I think that the codes we build for ourselves are rather impressive. Though we might believe that our personal codifications are fixed and determined, because we have actually built them for ourselves and voluntarily live in the framework, they are not. Yet this does not deter us from dutifully believing in and heeding them. As a result, while we might believe that the world’s restrictions or expectations are too daunting or out of reach, what we are really doing is providing ourselves with an easy way out, and a way to save face when we look in the mirror at what we’ve created.

Then (often when we least expect it) we encounter someone more courageous, someone who chose to strive for that which might seem unrealistically unattainable. And we marvel. We swoon. We gape. Often we are in awe. I think we look at these people as the lucky ones, when in fact; luck has nothing to do with it. It is really all about our constitution, our belief in ourselves, and ultimately what we believe we are capable of. It is about how we have constructed our inner code. And though we might yearn to change that inner code, it will never change just because we desire it to. In order to make any meaningful change, we need to understand what it is we want to be different. And then comes the hard part: determining how the code can be fixed or changed.

According to Thomas Lewis in his book, “A General Theory of Love,” “The scientist and artist both speak to the turmoil that comes from having a (human) brain. A person cannot direct his emotional life the way he bids his motor systems to reach for a cup. He cannot will himself to want the right thing or to love the right person or to be happy after a disappointment or even to be happy in happy times. People lack this capacity not through a deficiency of discipline but because the jurisdiction of will is limited to the latest brain and to those functions within its purview. Emotional life can be influenced, but it cannot be commanded. Our society’s love affair with mechanical devices that respond at a button-touch ill prepares us to deal with the truly unruly organic mind that dwells within. Anything that does not comply must be broken or poorly designed, people now suppose, including their hearts.”

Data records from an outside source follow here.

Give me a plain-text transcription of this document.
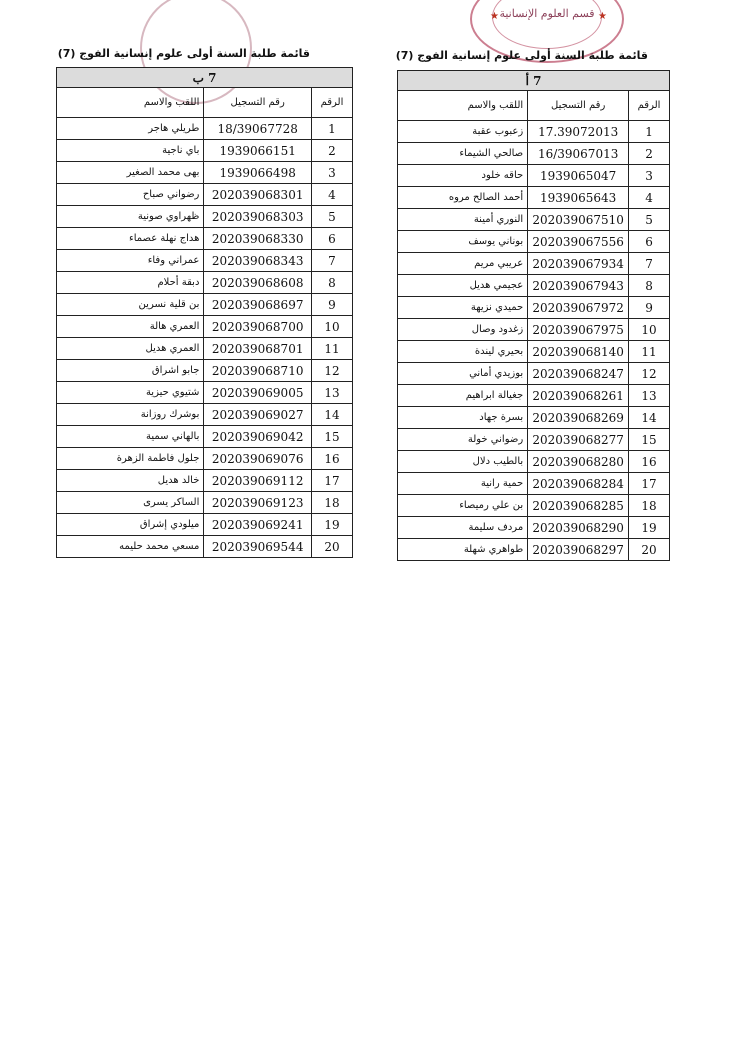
قسم العلوم الإنسانية
★	★
قائمة طلبة السنة أولى علوم إنسانية الفوج (7)	قائمة طلبة السنة أولى علوم إنسانية الفوج (7)
7 ب		
الرقم	رقم التسجيل	اللقب والاسم
1	18/39067728	طريلي هاجر
2	1939066151	باي ناجية
3	1939066498	بهى محمد الصغير
4	202039068301	رضواني صباح
5	202039068303	ظهراوي صونية
6	202039068330	هداج نهلة عصماء
7	202039068343	عمراني وفاء
8	202039068608	دبقة أحلام
9	202039068697	بن قلية نسرين
10	202039068700	العمري هالة
11	202039068701	العمري هديل
12	202039068710	جابو اشراق
13	202039069005	شتيوي حيزية
14	202039069027	بوشرك روزانة
15	202039069042	بالهاني سمية
16	202039069076	جلول فاطمة الزهرة
17	202039069112	خالد هديل
18	202039069123	الساكر يسرى
19	202039069241	ميلودي إشراق
20	202039069544	مسعي محمد حليمه
7 أ		
الرقم	رقم التسجيل	اللقب والاسم
1	17.39072013	زعبوب عقبة
2	16/39067013	صالحي الشيماء
3	1939065047	حاقه خلود
4	1939065643	أحمد الصالح مروه
5	202039067510	النوري أمينة
6	202039067556	بوناني يوسف
7	202039067934	عريبي مريم
8	202039067943	عجيمي هديل
9	202039067972	حميدي نزيهة
10	202039067975	زغدود وصال
11	202039068140	بحيري ليندة
12	202039068247	بوزيدي أماني
13	202039068261	جغيالة ابراهيم
14	202039068269	بسرة جهاد
15	202039068277	رضواني خولة
16	202039068280	بالطيب دلال
17	202039068284	حمية رانية
18	202039068285	بن علي رميصاء
19	202039068290	مردف سليمة
20	202039068297	طواهري شهلة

One of my favorite quotes from John Maeda’s book, "Design By Numbers," is this: “The computer will do anything within its abilities, but it will also do absolutely nothing unless commanded to do so.” I think we humans are like that too—we will continue to obey our own codes and our personal codifications until we crash, reconfigure or upgrade. So, twenty-three years after writing my own code, I am attempting to rewrite it. But for now, I can only view it as a work in progress, as the new code I am considering is not fully known to this author. Thus far, it is not something that I can articulate; it is not something I can describe scientifically or artistically. It is still just a code in progress.

In the grand scheme of a life, maybe (just maybe) it is not about knowing or not knowing, choosing or not choosing. Perhaps what is truly known can’t be described or articulated by either creativity or logic, science or art—but perhaps with the most authentic and meaningful combination of the two: poetry. As Robert Frost once wrote, “A poem begins as a lump in the throat, a sense of wrong, a homesickness, a love sickness. It is never a thought to begin with.”